This study also uses the optimal process condition suggested by Taguchi's method as the input layer of the trained BPANN, and compares the shrinkage and warpage predicted by its output layer with the predicted value of Taguchi's method. See Liao et al. (6) for details concerning the application of Taguchi's method in determining the optimal process of shrinkage and warpage.

When using Taguchi's method to determine the optimal process condition, each process parameter of the optimal process condition cannot deviate from the levels used in the orthogonal array; it must be one of the levels used in the orthogonal array, which reduces the flexibility of Taguchi's method. In order to compare the optimal process conditions obtained by the Taguchi's method and BPANN, this study uses the trained BPANN and Taguchi's method to determine the optimal process conditions. In determining the optimal process condition with the BPANN, each of the four process parameters are divided equally into N process conditions (N ranges between 3 and 51). This totally forms [N.sup.4] process conditions. To prevent the local minimal value problem commonly encountered by various optimization algorithms, this study adopts a full-range searching method. The trained BPANN was adopted to predict the shrinkage and warpage under all [N.sup.4] process conditions. Although this method is time-consuming (when N = 51, the program execution time is about 3 hours on a Celeron 400 MHz personal computer), it can ensure that the optimal process condition determined is the full-range minimal value. At last, we compare the optimal shrinkages and warpages determined by the BPANN and Taguchi's method.

RESULTS AND DISCUSSION

Training and Testing Results of BPANN

Before discussing the BPANN training quality and prediction performance, this study investigates the effect of initial values of weight and bias, which are randomly produced by the computer, on the training quality of the BPANN under base-line condition A5. The results are shown in Table 4, among which are root-mean-squared errors that obtained for each set of initial values, average of the ten root-mean-squared errors and standard deviation. We find that the best result is the eighth set of initial values (RMS = 0.00203), and the worst result is the fourth set of initial values. (RMS = 0.0102) with one-order difference between them. From this result, it is noted that initial values of weight and bias indeed influence significantly the training quality of the network. It also explains why we always determine the average root-mean-squared error [bar.RMS] for the investigation of the effect of structure parameters on the training quality of the BPANN.

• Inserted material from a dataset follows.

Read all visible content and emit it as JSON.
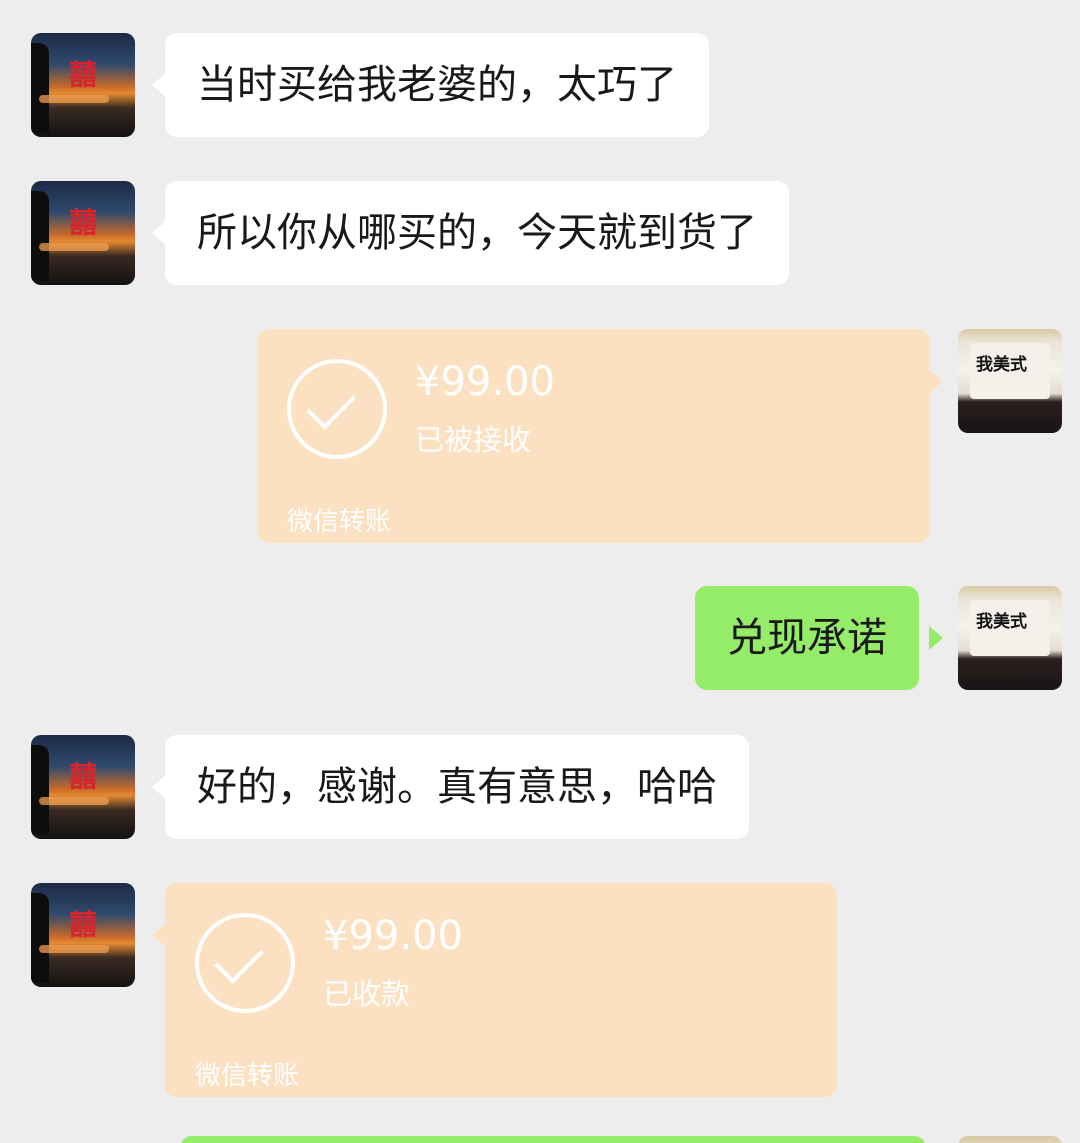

In the following, we discuss variations of sumsquared errors during the training process with the eighth set of initial values for base-line condition A5. Figure 4 shows the variation of sum-squared error during the training process. The result shows that the SSE drops significantly from 7 to [10.sup.-3] within 2500 iterations, and then it shows a gradually decreasing trend.

The predicted results by the trained base-line network in determining the shrinkage and warpage of training pairs and testing pairs are shown in Fig. 5. The testing pairs are the fifth, thirteenth, and twenty-fifth pairs of data. From the result, it is noted that the predicted shrinkage and warpage of the training pairs are very accurate, and the relative errors ([E.sub.rel] = (Predicted Value - Target Value)/(Target Value)) are all under 0.4%. For the testing pairs, the largest relative error for the x-direction shrinkage is 12.8% (twenty-fifth pair of data), the y-direction shrinkage, 7.92% (thirteenth pair of data), and the z-direction warpage, 15.39% (thirteenth pair of data). The average relative error ([bar.E.sub.rel] = [[o.summation over (k=1)] [n.summation over (i=1)] |[E.sub.rel,i,k]|]/[n X 0]) is 9.3% (see Table 5 for detailed data). The predicted values by C-Mold are also shown in Fig. 5. It is noted that the predicted values by the BPANN are far better than the C-Mold simulation value in terms of agreement with experimental data. It should be noted that the BPANN is trained by using experimental data, while C-Mold uses numerical modeling of the process and material characterization to predict the behavior of the material during the process. C-Mold has no built-in learning process from the experimental data. The comparison is aimed to show the capability of the BPANN and its potential as an alternative tool for predicting the shrinkage and warpage of the injected parts.

[FIGURE 4 OMITTED]

[FIGURE 5 OMITTED]

Prediction Performance of BPANN

In determining the prediction performance of a BPANN, several pairs of experimental data are usually randomly chosen as the testing pairs. In this study, if the fifth, thirteenth, and twenty-fifth pairs of data are chosen as the experimental data of testing pairs, the average relative error [bar.E.sub.rel] of x-direction shrinkage, y-direction shrinkage and z-direction warpage is 9.3%. But if the tenth, twelfth, and fourteenth pairs of experimental data are chosen, the average relative error [bar.E.sub.rel] may reach 122.6%. Thus, it is noted that the selection of testing pairs from experimental data has an extremely large influence on the estimation of the prediction performance of a BPANN. To overcome this problem, this study systematically increases the total number of tests for determining prediction performance. In each test, three sets of experimental data are randomly selected as the testing pairs. The average relative error [bar.E.sub.reLl] for each test and the average prediction-performance error [bar.E.sub.quality] for all tests are then calculated based on Eqs 14 and 15, respectively.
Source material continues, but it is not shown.